This very, very much sounds like the classical problem for which you can derive that the matched filter is the optimal receive filter to maximize SNR.
You say you know the shape of the signal; I interpret this like your system looks like this
TX impulse $p$ -> Pulse shaping filter $g$ -> 500 Hz low pass $h$ -> +Noise $z$ -> Sampling
That implies that the RX signal (given we sample sufficiently fast) is the discrete
$$r[n] = p*g*h + z$$
with $*$ being the convolution operator.
Since you know the order and bandwidth of $h$, I'd argue you actually know what $h$ is precisely. Thus, you can "pre-compute" the combination
$$m=g*h$$
The receive filter that maximizes the SNR is the matched filter – sadly, the matched filter to an IIR is not realizable (when does the time-inverse of something without end start?), you can't directly work with your actual system model.

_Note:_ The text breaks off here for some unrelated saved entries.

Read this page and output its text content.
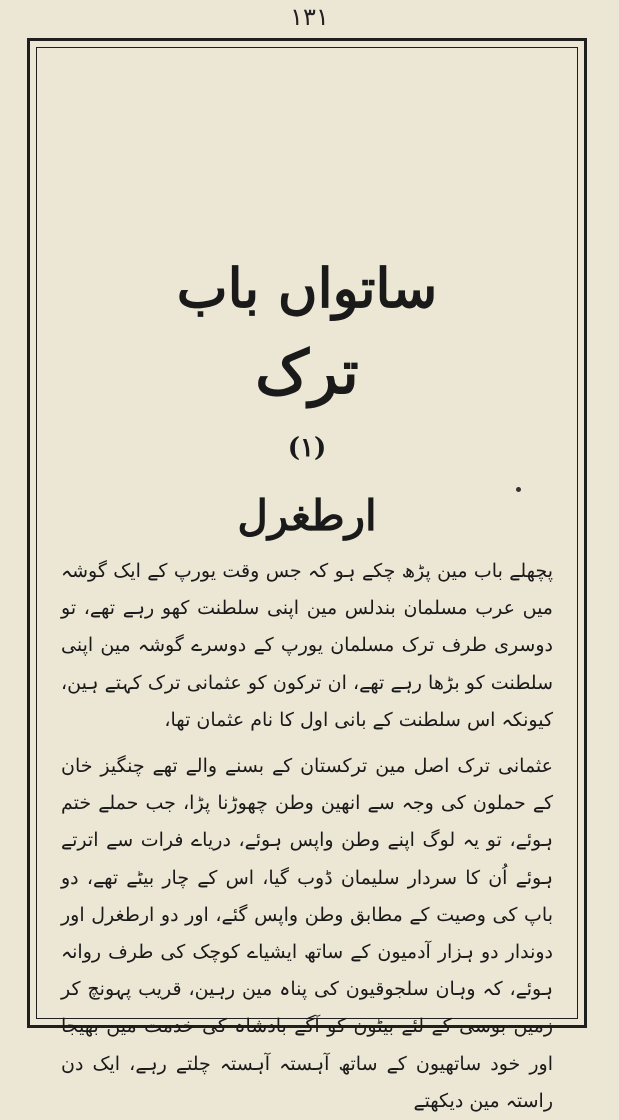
۱۳۱
ساتواں باب
ترک
(۱)
ارطغرل

پچھلے باب مین پڑھ چکے ہو کہ جس وقت یورپ کے ایک گوشہ میں عرب مسلمان بندلس مین اپنی سلطنت کھو رہے تھے، تو دوسری طرف ترک مسلمان یورپ کے دوسرے گوشہ مین اپنی سلطنت کو بڑھا رہے تھے، ان ترکون کو عثمانی ترک کہتے ہین، کیونکہ اس سلطنت کے بانی اول کا نام عثمان تھا،

عثمانی ترک اصل مین ترکستان کے بسنے والے تھے چنگیز خان کے حملون کی وجہ سے انھین وطن چھوڑنا پڑا، جب حملے ختم ہوئے، تو یہ لوگ اپنے وطن واپس ہوئے، دریاے فرات سے اترتے ہوئے اُن کا سردار سلیمان ڈوب گیا، اس کے چار بیٹے تھے، دو باپ کی وصیت کے مطابق وطن واپس گئے، اور دو ارطغرل اور دوندار دو ہزار آدمیون کے ساتھ ایشیاے کوچک کی طرف روانہ ہوئے، کہ وہان سلجوقیون کی پناہ مین رہین، قریب پہونچ کر زمین بوسی کے لئے بیٹون کو آگے بادشاہ کی خدمت مین بھیجا اور خود ساتھیون کے ساتھ آہستہ آہستہ چلتے رہے، ایک دن راستہ مین دیکھتے
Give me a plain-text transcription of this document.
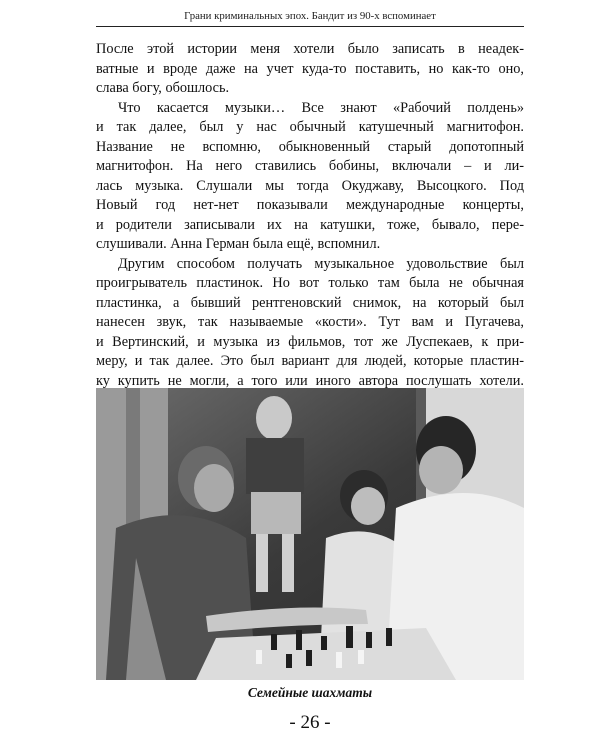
Грани криминальных эпох. Бандит из 90-х вспоминает
После этой истории меня хотели было записать в неадек-
ватные и вроде даже на учет куда-то поставить, но как-то оно,
слава богу, обошлось.
Что касается музыки… Все знают «Рабочий полдень»
и так далее, был у нас обычный катушечный магнитофон.
Название не вспомню, обыкновенный старый допотопный
магнитофон. На него ставились бобины, включали – и ли-
лась музыка. Слушали мы тогда Окуджаву, Высоцкого. Под
Новый год нет-нет показывали международные концерты,
и родители записывали их на катушки, тоже, бывало, пере-
слушивали. Анна Герман была ещё, вспомнил.
Другим способом получать музыкальное удовольствие был
проигрыватель пластинок. Но вот только там была не обычная
пластинка, а бывший рентгеновский снимок, на который был
нанесен звук, так называемые «кости». Тут вам и Пугачева,
и Вертинский, и музыка из фильмов, тот же Луспекаев, к при-
меру, и так далее. Это был вариант для людей, которые пластин-
ку купить не могли, а того или иного автора послушать хотели.
Семейные шахматы
- 26 -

However, if you can find a FIR filter that approximate your $h$ well enough, you should be able to bound the error, and still get a reasonably good amplitude/power estimate by calculating the time-inverse conjugate (${}^\dagger$ operator)
$${\hat m}^\dagger =\left(g*\hat h\right)^\dagger$$
based on the approximative filter $\hat h$. You'd then have
$$
\begin{align}
\hat r &= p*g*h*\hat m^\dagger &+ z*\hat m^\dagger\\
&= p*m*\hat m^\dagger &+ z*\hat m^\dagger
\end{align}$$
Since the noise process $z$ should not be correlated to the channel/filter, the second term should become small for sufficient observation.